1Division of Nephrology, Department of Internal Medicine, Bucheon St. Mary’s Hospital, College of Medicine, The Catholic University of Korea, Seoul, Korea; 2Department of Surgery, Bucheon St. Mary’s Hospital, College of Medicine, The Catholic University of Korea, Seoul, Korea; 3Department of Surgery, Samsung Medical Center, Sungkyunkwan University School of Medicine, Seoul, Korea; 4Department of Nephrology, Konkuk University School of Medicine , Seoul, Korea; 5Department of Nephrology, Yeungnam University Hospital, Seoul, Korea; 6Department of Surgery, Seoul National University Hospital, Seoul, Korea; 7Department of Nephrology, Seoul National University Hospital, Seoul, Korea; 8Division of Nephrology, Department of Internal Medicine, Seoul St. Mary's Hospital, College of Medicine, The Catholic University of Korea, Seoul, Korea
Korean Organ Transplantation Registry Study Group.
Background: BK virus-associated nephropathy (BKVAN) is a known risk factor for allograft dysfunction and graft failure in kidney transplant recipients. The mainstay of treatment for BKVAN is the reduction of immunosuppression and this may increase risk for acute rejection. We proposed to observe the effects of acute rejection on patients with BKVAN.
Methods: Using data from the Korean Organ Transplantation Registry, a nationwide organ transplantation database, we compared graft function and allograft survival in BKVAN patients with or without biopsy-proven acute rejection (BPAR).
Results: Among the 5,403 patients who received kidney transplantation between 2014 and June 2019, a total of 97 patients were diagnosed with BKVAN. Twenty-six patients (27%) developed BPAR within 6 months of BKVAN diagnosis, 71 patients did not.
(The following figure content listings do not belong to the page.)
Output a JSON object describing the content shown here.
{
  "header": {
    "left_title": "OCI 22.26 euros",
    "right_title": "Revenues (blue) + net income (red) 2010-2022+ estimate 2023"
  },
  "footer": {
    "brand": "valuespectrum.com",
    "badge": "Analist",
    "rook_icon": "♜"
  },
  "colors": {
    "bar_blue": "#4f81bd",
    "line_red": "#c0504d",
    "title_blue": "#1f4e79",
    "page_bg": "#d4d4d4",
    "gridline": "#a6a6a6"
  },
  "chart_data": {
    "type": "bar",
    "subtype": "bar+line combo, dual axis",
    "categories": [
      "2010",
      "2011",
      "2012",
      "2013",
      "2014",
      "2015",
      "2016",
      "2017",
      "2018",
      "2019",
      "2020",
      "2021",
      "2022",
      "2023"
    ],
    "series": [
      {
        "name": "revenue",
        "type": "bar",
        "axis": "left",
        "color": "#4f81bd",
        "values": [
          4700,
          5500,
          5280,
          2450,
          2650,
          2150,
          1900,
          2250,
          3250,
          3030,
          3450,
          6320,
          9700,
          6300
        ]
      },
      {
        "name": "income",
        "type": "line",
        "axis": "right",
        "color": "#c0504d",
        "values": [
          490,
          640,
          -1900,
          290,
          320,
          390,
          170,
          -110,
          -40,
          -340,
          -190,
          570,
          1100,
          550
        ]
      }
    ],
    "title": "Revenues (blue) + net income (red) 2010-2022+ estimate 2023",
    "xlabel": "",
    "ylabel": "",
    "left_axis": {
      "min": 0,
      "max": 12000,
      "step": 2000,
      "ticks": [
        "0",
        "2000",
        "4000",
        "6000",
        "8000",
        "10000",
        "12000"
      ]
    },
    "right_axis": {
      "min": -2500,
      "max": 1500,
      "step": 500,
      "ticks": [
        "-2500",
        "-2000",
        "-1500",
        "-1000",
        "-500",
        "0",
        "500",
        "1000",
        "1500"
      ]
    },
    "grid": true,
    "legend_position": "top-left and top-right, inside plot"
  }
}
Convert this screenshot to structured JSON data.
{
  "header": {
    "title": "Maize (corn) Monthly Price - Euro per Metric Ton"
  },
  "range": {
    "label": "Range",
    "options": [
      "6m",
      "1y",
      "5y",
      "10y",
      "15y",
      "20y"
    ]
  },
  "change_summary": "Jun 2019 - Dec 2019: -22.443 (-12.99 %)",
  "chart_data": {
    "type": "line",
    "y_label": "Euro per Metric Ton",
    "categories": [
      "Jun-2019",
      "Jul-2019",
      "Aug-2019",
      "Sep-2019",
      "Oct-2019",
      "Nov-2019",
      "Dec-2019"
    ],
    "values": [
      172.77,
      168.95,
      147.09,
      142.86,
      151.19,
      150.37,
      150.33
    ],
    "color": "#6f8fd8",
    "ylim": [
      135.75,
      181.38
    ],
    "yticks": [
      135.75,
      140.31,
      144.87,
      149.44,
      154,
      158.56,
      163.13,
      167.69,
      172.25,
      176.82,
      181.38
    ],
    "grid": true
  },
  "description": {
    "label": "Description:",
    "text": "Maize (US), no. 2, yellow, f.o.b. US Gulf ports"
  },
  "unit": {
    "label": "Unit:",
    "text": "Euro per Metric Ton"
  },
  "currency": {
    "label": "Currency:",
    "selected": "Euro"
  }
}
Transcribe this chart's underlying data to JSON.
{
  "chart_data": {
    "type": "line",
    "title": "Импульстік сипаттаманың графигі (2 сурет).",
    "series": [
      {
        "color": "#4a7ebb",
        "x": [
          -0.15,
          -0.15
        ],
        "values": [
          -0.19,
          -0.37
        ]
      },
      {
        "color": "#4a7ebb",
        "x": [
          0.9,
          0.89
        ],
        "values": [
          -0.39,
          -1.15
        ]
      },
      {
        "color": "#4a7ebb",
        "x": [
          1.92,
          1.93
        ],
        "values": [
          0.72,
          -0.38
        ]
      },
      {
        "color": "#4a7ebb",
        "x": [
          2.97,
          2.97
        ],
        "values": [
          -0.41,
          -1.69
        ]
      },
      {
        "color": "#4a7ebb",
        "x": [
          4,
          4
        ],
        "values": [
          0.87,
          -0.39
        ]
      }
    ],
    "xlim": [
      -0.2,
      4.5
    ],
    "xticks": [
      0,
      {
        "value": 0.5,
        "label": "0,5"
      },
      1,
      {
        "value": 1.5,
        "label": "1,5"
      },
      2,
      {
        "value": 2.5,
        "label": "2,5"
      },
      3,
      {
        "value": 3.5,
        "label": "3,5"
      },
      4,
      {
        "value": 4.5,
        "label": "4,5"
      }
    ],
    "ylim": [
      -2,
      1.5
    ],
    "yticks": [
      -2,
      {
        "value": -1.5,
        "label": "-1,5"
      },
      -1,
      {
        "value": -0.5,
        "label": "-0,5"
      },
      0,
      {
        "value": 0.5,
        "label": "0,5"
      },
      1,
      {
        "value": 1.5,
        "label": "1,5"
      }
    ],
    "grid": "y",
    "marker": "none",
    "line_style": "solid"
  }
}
There were no differences in baseline characteristics, immunosuppression or BKVAN treatment methods between the BPAR and no BPAR groups. There was a significant decrease in allograft function in the BPAR group compared to the no BPAR group in both the 1 year (BPAR Cr 2.5±1.9 vs. no BPAR Cr 1.9±0.9, P=0.044) and 2 year follow-up period (BPAR Cr 3.8±3.6 vs. no BPAR Cr 2.2±1.0, P=0.015). The BPAR group had lower allograft survival rates compared to the no BPAR group, although not statistically significant (P=0.474). On multivariate Cox regression analysis, MMF discontinuation was observed as a significant risk factor for rejection in BKVAN patients (Hazard ratio [HR], 4.000; 95% confidence interval [CI], 1.014-15.775; P=0.048).
Conclusion: Acute rejection with BKVAN is associated with poorer allograft function and survival. Also, discontinuation of MMF as treatment for BKVAN increases risk for acute rejection.
Research of Korea Centers for Disease Control and Prevention.